Los que conocían a Sergio sabían que era más especial que otras personas, y es por ello que necesitaba de la supervisión de nuestros padres para que pudiera llevar una vida normal, aunque a él le gustara ir por libre.

Mi hermano era una persona muy querida y no conozco a nadie que haya hablado mal en todas los grupos a los que ha pertenecido, como por ejemplo jugando al dominó o como radioaficionado, donde supo dejar huella en cada momento.

Con tan solo 16 años dejó el colegio José María de la Puerta para incorporarse a PROLAM –ASTUS donde ha dedicado más de 25 años de su vida. Ha sido gracias a todo el personal que forma parte de este equipo de profesionales que ha sabido formarse como persona e integrarse en esta sociedad, donde las personas con discapacidad lo tienen mas difícil.
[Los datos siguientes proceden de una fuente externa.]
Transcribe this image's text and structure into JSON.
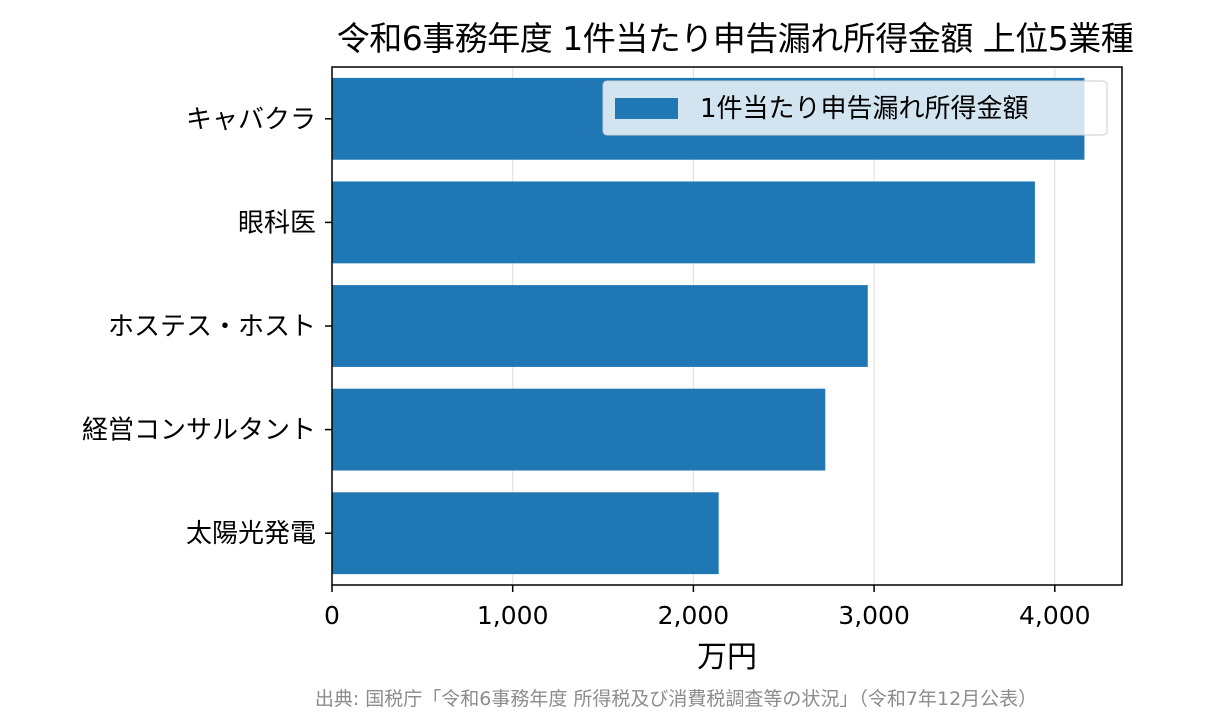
{
  "chart_data": {
    "type": "bar",
    "orientation": "horizontal",
    "title": "令和6事務年度 1件当たり申告漏れ所得金額 上位5業種",
    "categories": [
      "キャバクラ",
      "眼科医",
      "ホステス・ホスト",
      "経営コンサルタント",
      "太陽光発電"
    ],
    "series": [
      {
        "name": "1件当たり申告漏れ所得金額",
        "values": [
          4164,
          3890,
          2965,
          2730,
          2140
        ],
        "color": "#1f77b4"
      }
    ],
    "xlabel": "万円",
    "ylabel": "",
    "xlim": [
      0,
      4372
    ],
    "xticks": [
      0,
      1000,
      2000,
      3000,
      4000
    ],
    "xtick_labels": [
      "0",
      "1,000",
      "2,000",
      "3,000",
      "4,000"
    ],
    "grid": "x-axis vertical lines",
    "legend_position": "top-right"
  },
  "source_note": "出典: 国税庁「令和6事務年度 所得税及び消費税調査等の状況」（令和7年12月公表）"
}
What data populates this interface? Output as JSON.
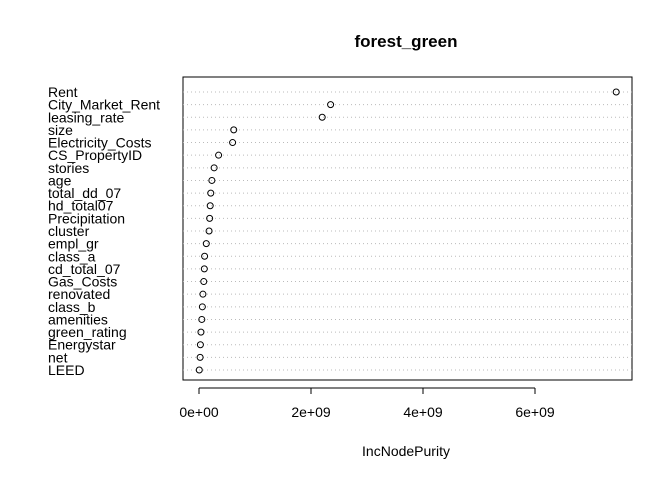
{
  "chart_data": {
    "type": "scatter",
    "style": "dotchart",
    "title": "forest_green",
    "xlabel": "IncNodePurity",
    "ylabel": "",
    "xlim": [
      0,
      7600000000
    ],
    "xticks": [
      {
        "value": 0,
        "label": "0e+00"
      },
      {
        "value": 2000000000,
        "label": "2e+09"
      },
      {
        "value": 4000000000,
        "label": "4e+09"
      },
      {
        "value": 6000000000,
        "label": "6e+09"
      }
    ],
    "grid": "dotted horizontal guide per variable",
    "categories": [
      "Rent",
      "City_Market_Rent",
      "leasing_rate",
      "size",
      "Electricity_Costs",
      "CS_PropertyID",
      "stories",
      "age",
      "total_dd_07",
      "hd_total07",
      "Precipitation",
      "cluster",
      "empl_gr",
      "class_a",
      "cd_total_07",
      "Gas_Costs",
      "renovated",
      "class_b",
      "amenities",
      "green_rating",
      "Energystar",
      "net",
      "LEED"
    ],
    "values": [
      7450000000,
      2350000000,
      2200000000,
      620000000,
      600000000,
      350000000,
      270000000,
      230000000,
      210000000,
      200000000,
      190000000,
      180000000,
      130000000,
      100000000,
      95000000,
      85000000,
      70000000,
      60000000,
      50000000,
      35000000,
      25000000,
      20000000,
      5000000
    ]
  }
}
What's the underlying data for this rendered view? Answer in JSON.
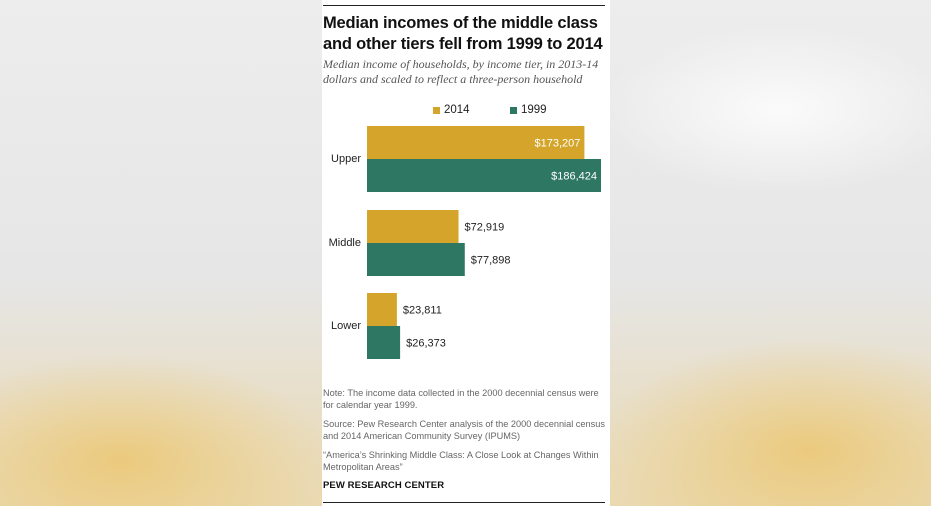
{
  "title": "Median incomes of the middle class and other tiers fell from 1999 to 2014",
  "subtitle": "Median income of households, by income tier, in 2013-14 dollars and scaled to reflect a three-person household",
  "colors": {
    "series_2014": "#d4a52a",
    "series_1999": "#2e7763"
  },
  "chart_data": {
    "type": "bar",
    "orientation": "horizontal",
    "categories": [
      "Upper",
      "Middle",
      "Lower"
    ],
    "series": [
      {
        "name": "2014",
        "values": [
          173207,
          72919,
          23811
        ],
        "labels": [
          "$173,207",
          "$72,919",
          "$23,811"
        ]
      },
      {
        "name": "1999",
        "values": [
          186424,
          77898,
          26373
        ],
        "labels": [
          "$186,424",
          "$77,898",
          "$26,373"
        ]
      }
    ],
    "legend": "top",
    "grid": false,
    "xlim": [
      0,
      186424
    ]
  },
  "notes": {
    "note": "Note: The income data collected in the 2000 decennial census were for calendar year 1999.",
    "source": "Source: Pew Research Center analysis of the 2000 decennial census and 2014 American Community Survey (IPUMS)",
    "report": "“America’s Shrinking Middle Class: A Close Look at Changes Within Metropolitan Areas”"
  },
  "brand": "PEW RESEARCH CENTER"
}
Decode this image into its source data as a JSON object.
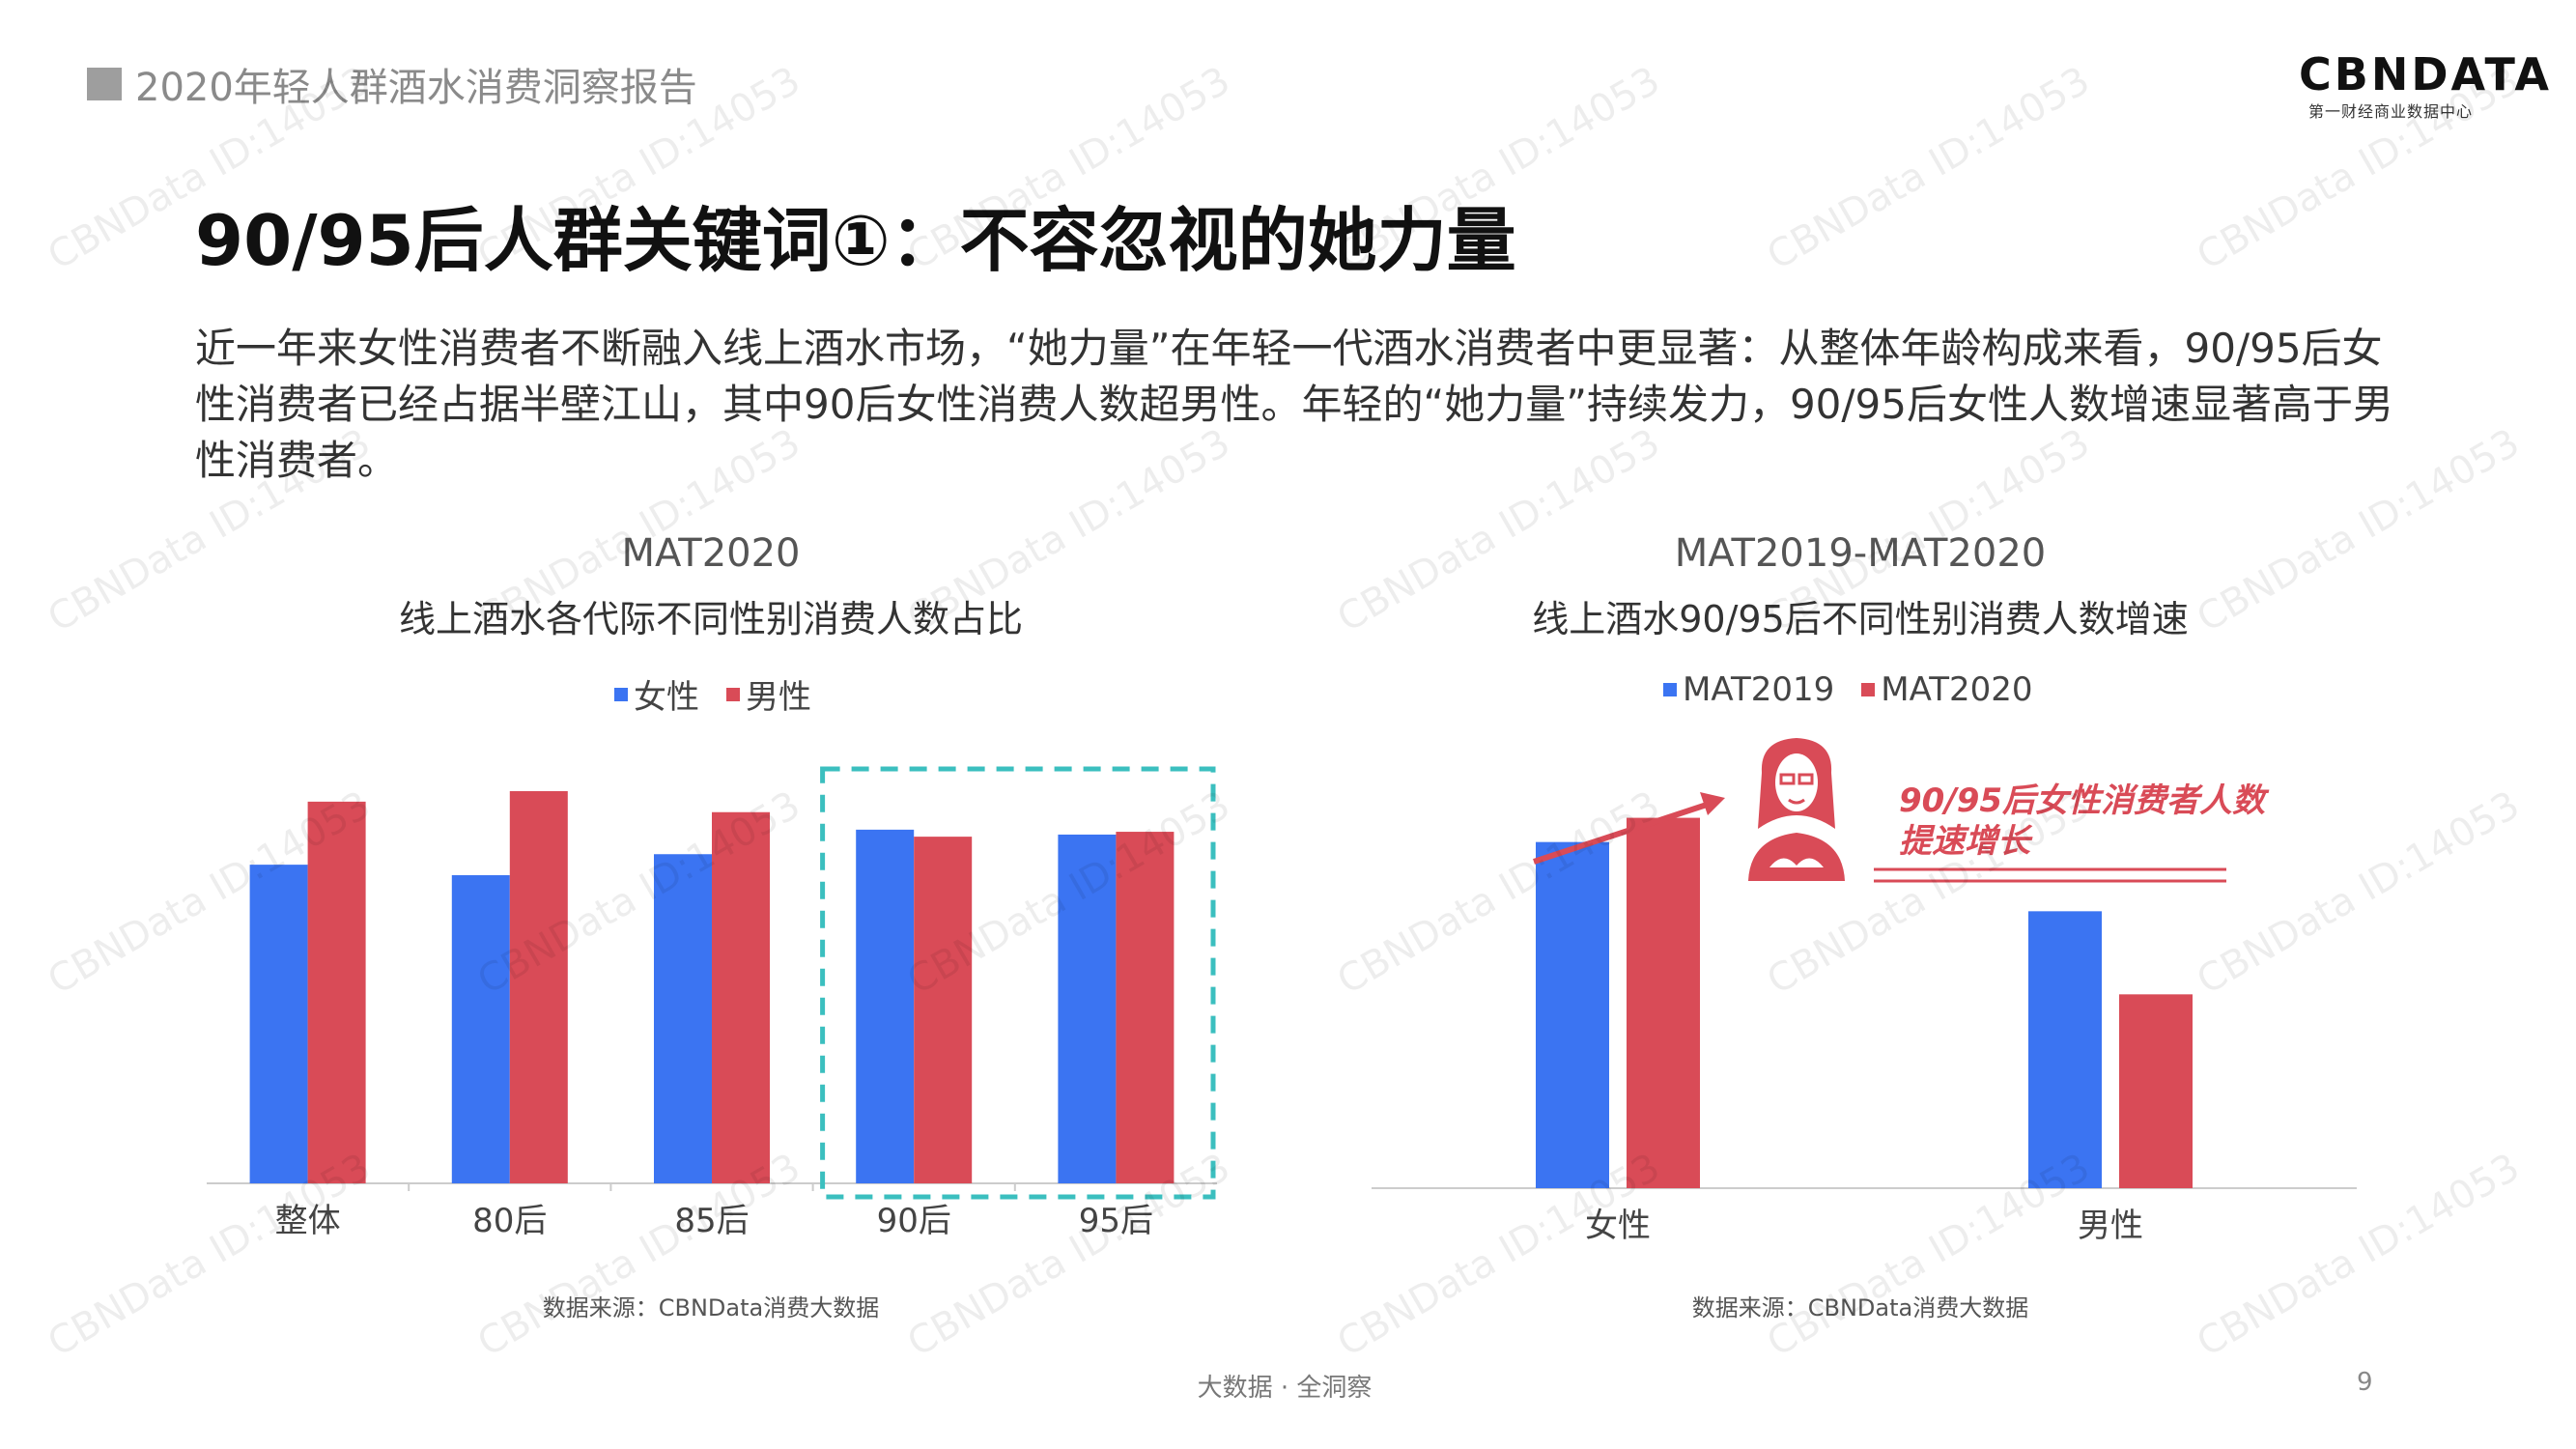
{
  "header": {
    "report_title": "2020年轻人群酒水消费洞察报告",
    "logo_main": "CBNDATA",
    "logo_sub": "第一财经商业数据中心"
  },
  "page_heading": "90/95后人群关键词①：不容忽视的她力量",
  "intro_text": "近一年来女性消费者不断融入线上酒水市场，“她力量”在年轻一代酒水消费者中更显著：从整体年龄构成来看，90/95后女性消费者已经占据半壁江山，其中90后女性消费人数超男性。年轻的“她力量”持续发力，90/95后女性人数增速显著高于男性消费者。",
  "colors": {
    "blue": "#3b74f2",
    "red": "#d94b57",
    "teal": "#3bbfbf",
    "axis": "#cccccc"
  },
  "chart_data": [
    {
      "type": "bar",
      "title": "MAT2020",
      "subtitle": "线上酒水各代际不同性别消费人数占比",
      "categories": [
        "整体",
        "80后",
        "85后",
        "90后",
        "95后"
      ],
      "series": [
        {
          "name": "女性",
          "color": "#3b74f2",
          "values": [
            0.455,
            0.44,
            0.47,
            0.505,
            0.498
          ]
        },
        {
          "name": "男性",
          "color": "#d94b57",
          "values": [
            0.545,
            0.56,
            0.53,
            0.495,
            0.502
          ]
        }
      ],
      "ylim": [
        0,
        0.6
      ],
      "highlight_categories": [
        "90后",
        "95后"
      ],
      "source": "数据来源：CBNData消费大数据"
    },
    {
      "type": "bar",
      "title": "MAT2019-MAT2020",
      "subtitle": "线上酒水90/95后不同性别消费人数增速",
      "categories": [
        "女性",
        "男性"
      ],
      "series": [
        {
          "name": "MAT2019",
          "color": "#3b74f2",
          "values": [
            1.0,
            0.8
          ]
        },
        {
          "name": "MAT2020",
          "color": "#d94b57",
          "values": [
            1.07,
            0.56
          ]
        }
      ],
      "ylim": [
        0,
        1.2
      ],
      "annotation": "90/95后女性消费者人数\n提速增长",
      "source": "数据来源：CBNData消费大数据"
    }
  ],
  "footer": {
    "center": "大数据 · 全洞察",
    "page_number": "9"
  },
  "watermark": "CBNData ID:14053"
}
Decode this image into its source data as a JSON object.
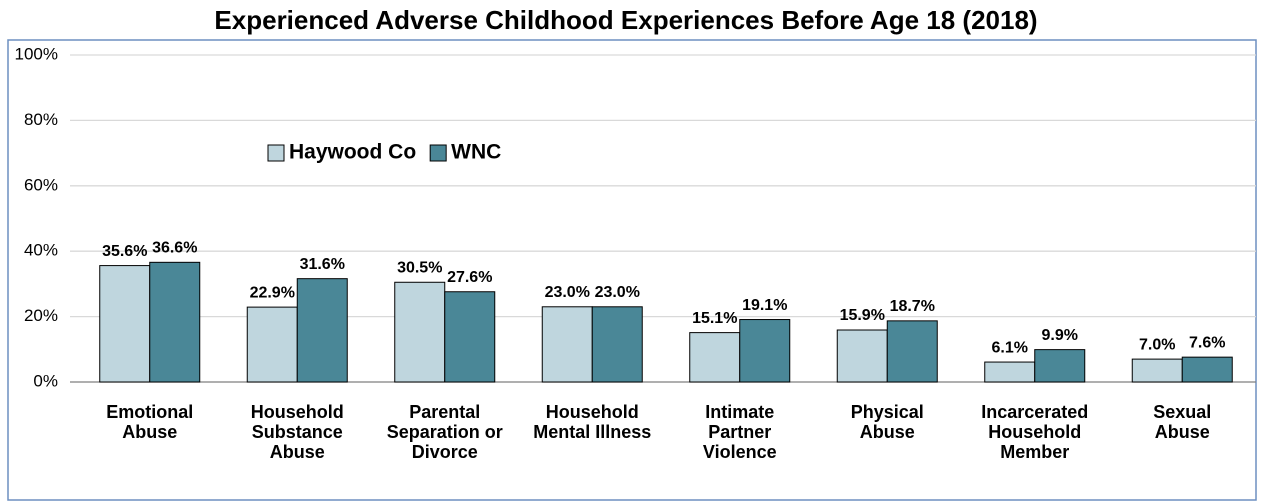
{
  "chart_data": {
    "type": "bar",
    "title": "Experienced Adverse Childhood Experiences Before Age 18 (2018)",
    "categories": [
      [
        "Emotional",
        "Abuse"
      ],
      [
        "Household",
        "Substance",
        "Abuse"
      ],
      [
        "Parental",
        "Separation or",
        "Divorce"
      ],
      [
        "Household",
        "Mental Illness"
      ],
      [
        "Intimate",
        "Partner",
        "Violence"
      ],
      [
        "Physical",
        "Abuse"
      ],
      [
        "Incarcerated",
        "Household",
        "Member"
      ],
      [
        "Sexual",
        "Abuse"
      ]
    ],
    "series": [
      {
        "name": "Haywood Co",
        "color": "#bfd6de",
        "values": [
          35.6,
          22.9,
          30.5,
          23.0,
          15.1,
          15.9,
          6.1,
          7.0
        ],
        "value_labels": [
          "35.6%",
          "22.9%",
          "30.5%",
          "23.0%",
          "15.1%",
          "15.9%",
          "6.1%",
          "7.0%"
        ]
      },
      {
        "name": "WNC",
        "color": "#4a8797",
        "values": [
          36.6,
          31.6,
          27.6,
          23.0,
          19.1,
          18.7,
          9.9,
          7.6
        ],
        "value_labels": [
          "36.6%",
          "31.6%",
          "27.6%",
          "23.0%",
          "19.1%",
          "18.7%",
          "9.9%",
          "7.6%"
        ]
      }
    ],
    "ylim": [
      0,
      100
    ],
    "yticks": [
      {
        "value": 0,
        "label": "0%"
      },
      {
        "value": 20,
        "label": "20%"
      },
      {
        "value": 40,
        "label": "40%"
      },
      {
        "value": 60,
        "label": "60%"
      },
      {
        "value": 80,
        "label": "80%"
      },
      {
        "value": 100,
        "label": "100%"
      }
    ],
    "grid": true,
    "legend": "upper left"
  }
}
Nuestro Sergio nos dejó el pasado sábado con esa alegría y simpatía que, como he comentado, le caracterizaba, sobre todo cuando hacía cosas que le gustaban, como salir de excursión con sus amigas por Cartagena. Las pilas de su corazón se agotaron y dejaron de funcionar de repente, quizás porque era su momento o simplemente, como me gusta pensar a mí, ahora cada uno portamos un trocito de su corazón dentro de nosotros con otra de sus frases míticas: «La vida es la vida».

Vida es lo que nos ha dado Sergio durante todos estos años, con momentos buenos y otros difíciles. Ahora, a muchos ha dejado perplejos el recibir esta mala y triste noticia.

No es fácil despedirse de un hermano y más cuando ha dejado a sus padres José Luis y Juani y a sus hermanos José Luis y quien les está escribiendo esta columna con una sensación amarga y triste de pensar que esto es solo una pesadilla que acabará si nos despertamos. Hasta siempre a nuestro ángel alado, que permanecerá en nuestro recuerdo. Sabrás apañártelas solo ahí arriba. DEP.